The woman from Trans Union agreed that I could never have passed the American Express test with real answers. And it would take 30 days for the report to be updated for their clients. Her advice to me? Answer the questions incorrectly. She even told me which answers to give for the questions.

I called Amex. The nice young man was very understanding but regardless of the Trans Union errors, I still had to wait 48 hours to try the test again. Unless I wanted to have the card sent to my home address instead. “I’m not there,” I told him.

“I know,” he said, and we went around and around that issue for a while until finally I said, “Fine, send it there.”

“Someone has to be there to sign for it,” he told me.

“Fine,” I said again, knowing I’d have to impose on the lovely woman looking after my cat and the next door neighbour and anyone else who might be willing to wait around for the courier to arrive.
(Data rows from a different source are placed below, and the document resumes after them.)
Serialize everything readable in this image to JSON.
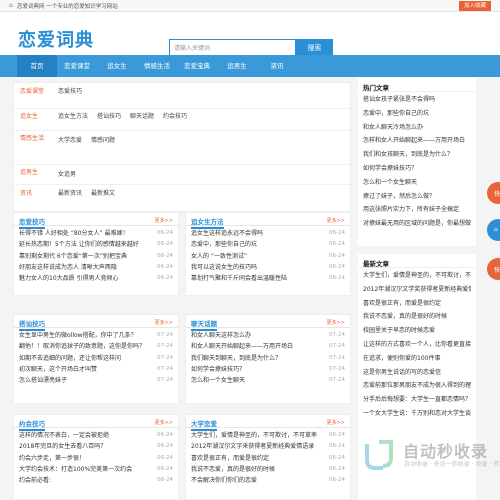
{
  "topbar": {
    "tagline": "恋爱词典网 一个专业的恋爱知识学习网站",
    "fav": "加入收藏"
  },
  "header": {
    "logo": "恋爱词典",
    "search_placeholder": "请输入关键词",
    "search_button": "搜索"
  },
  "nav": [
    "首页",
    "恋爱课堂",
    "追女生",
    "情感生活",
    "恋爱宝典",
    "追男生",
    "资讯"
  ],
  "categories": [
    {
      "title": "恋爱课堂",
      "links": [
        "恋爱技巧"
      ]
    },
    {
      "title": "追女生",
      "links": [
        "追女生方法",
        "搭讪技巧",
        "聊天话题",
        "约会技巧"
      ]
    },
    {
      "title": "情感生活",
      "links": [
        "大学恋爱",
        "情感问题"
      ]
    },
    {
      "title": "追男生",
      "links": [
        "女追男"
      ]
    },
    {
      "title": "资讯",
      "links": [
        "最新资讯",
        "最新推文"
      ]
    }
  ],
  "panels": [
    {
      "title": "恋爱技巧",
      "more": "更多>>",
      "items": [
        [
          "长得不错 人好相处 “80分女人” 最难嫁！",
          "06-24"
        ],
        [
          "延长热恋期！5个方法 让你们的感情越来越好",
          "06-24"
        ],
        [
          "靠别剩女剩代 6个恋爱“第一次”别把宝典",
          "06-24"
        ],
        [
          "好朋友这样说成为恋人 清晰大声两隐",
          "06-24"
        ],
        [
          "魅力女人的10大品质 引得男人竞倾心",
          "06-24"
        ]
      ]
    },
    {
      "title": "追女生方法",
      "more": "更多>>",
      "items": [
        [
          "追女生这样追永远不会得吗",
          "06-24"
        ],
        [
          "恋爱中，那些你自己的坑",
          "06-24"
        ],
        [
          "女人的 “一致性测试”",
          "06-24"
        ],
        [
          "我可以这说女生的技巧吗",
          "06-24"
        ],
        [
          "靠划打气聚和千斤同会看出温暖性陆",
          "06-24"
        ]
      ]
    },
    {
      "title": "搭讪技巧",
      "more": "更多>>",
      "items": [
        [
          "女生显中男生的微ollow搭配，你中了几条？",
          "07-24"
        ],
        [
          "翻他！！取消你追球子的致意题，这你是你吗？",
          "07-24"
        ],
        [
          "如期不去追细的问题，还让你帮这样问",
          "07-24"
        ],
        [
          "初次聊天，这个开场白才叫赞",
          "07-24"
        ],
        [
          "怎么搭讪漂亮妹子",
          "07-24"
        ]
      ]
    },
    {
      "title": "聊天话题",
      "more": "更多>>",
      "items": [
        [
          "和女人聊天这样怎么办",
          "07-24"
        ],
        [
          "和女人聊天开始聊起来——万用开场白",
          "07-24"
        ],
        [
          "我们聊天到聊天，到底是为什么？",
          "07-24"
        ],
        [
          "如何学会撩妹技巧？",
          "07-24"
        ],
        [
          "怎么和一个女生聊天",
          "07-24"
        ]
      ]
    },
    {
      "title": "约会技巧",
      "more": "更多>>",
      "items": [
        [
          "这样的情况不表白，一定会被拒绝",
          "06-24"
        ],
        [
          "2018年完旦的女生去看八百吗？",
          "06-24"
        ],
        [
          "约会六步走，第一步很！",
          "06-24"
        ],
        [
          "大学约会技术：打造100%完美第一次约会",
          "06-24"
        ],
        [
          "约会前必看:",
          "06-24"
        ]
      ]
    },
    {
      "title": "大学恋爱",
      "more": "更多>>",
      "items": [
        [
          "大学生们，爱情是神圣的，不可欺讨，不可草率",
          "06-24"
        ],
        [
          "2012年湖汉尔文字来获得者夏新经典爱情语录",
          "06-24"
        ],
        [
          "喜欢是很正有，而爱是很约定",
          "06-24"
        ],
        [
          "我说不恋爱，真的是很好的时候",
          "06-24"
        ],
        [
          "不会解决你们你们的恋爱",
          "06-24"
        ]
      ]
    }
  ],
  "sidebar": [
    {
      "title": "热门文章",
      "items": [
        "搭讪女孩子紧张是不会得吗",
        "恋爱中，那些你自己的坑",
        "和女人聊天冷场怎么办",
        "怎样和女人开始聊起来——万用开场白",
        "我们和女孩聊天，到底是为什么？",
        "如何学会撩妹技巧？",
        "怎么和一个女生聊天",
        "撩过了妹子，然后怎么做？",
        "用这张照片实力下，所有妹子全搞定",
        "对撩妹最无用的区域的问题是，你最想做全中"
      ]
    },
    {
      "title": "最新文章",
      "items": [
        "大学生们，爱情是神圣的，不可欺讨，不可草率",
        "2012年湖汉尔文学奖获得者夏新经典爱情语录",
        "喜欢是很正有，而爱是很约定",
        "我说不恋爱，真的是很好的时候",
        "校园里关于早恋的时候恋爱",
        "让这样的方式喜欢一个人，比你看更直接更重要",
        "在追求，便别你爱的100件事",
        "这是你男生说话的写的恋爱信",
        "恋爱前那位那男朋友不成为很入得到的理由",
        "分手后后悔想要：大学生一直都恋情吗？",
        "一个女大学生说：千万别和恋对大学生谈恋爱？"
      ]
    }
  ],
  "watermark": {
    "text": "自动秒收录",
    "sub": "自动收录 · 来访一秒收录 · 收录 · 资源"
  },
  "colors": {
    "accent": "#2a8fd6",
    "nav": "#3a9ad9",
    "orange": "#e9623a"
  }
}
Turned out that they didn’t send it by courier after all. They sent it by Express Post. The tracking information said it was successfully delivered, but not to my house.

So I called Amex again. Since more than 48 hours had passed, I said I wanted to try the 3 questions again so the card could be sent to the address where I was instead of my house.

This time, I answered the questions with the incorrect information supplied by Trans Union and I passed the test. My card was sent again. I was told it would come by the US Postal System. No need to wait in.

Of course, the card arrived by courier. The driver went to the wrong unit and knocked on my neighbour’s door instead of mine, but fortunately he was home and he signed for it.

Two weeks after the jerk in Toronto tried to buy plumbing parts with my old card, I finally had my new one.

The whole ordeal has left me shaking my head.

Security is only as good as the information behind it. Trans Union has a lot to answer for, and American Express needs to initiate a way for customers to get around their roadblocks, when the information they’re relying on is wrong. And you need to check with every credit reporting agency out there to make sure they have your correct information!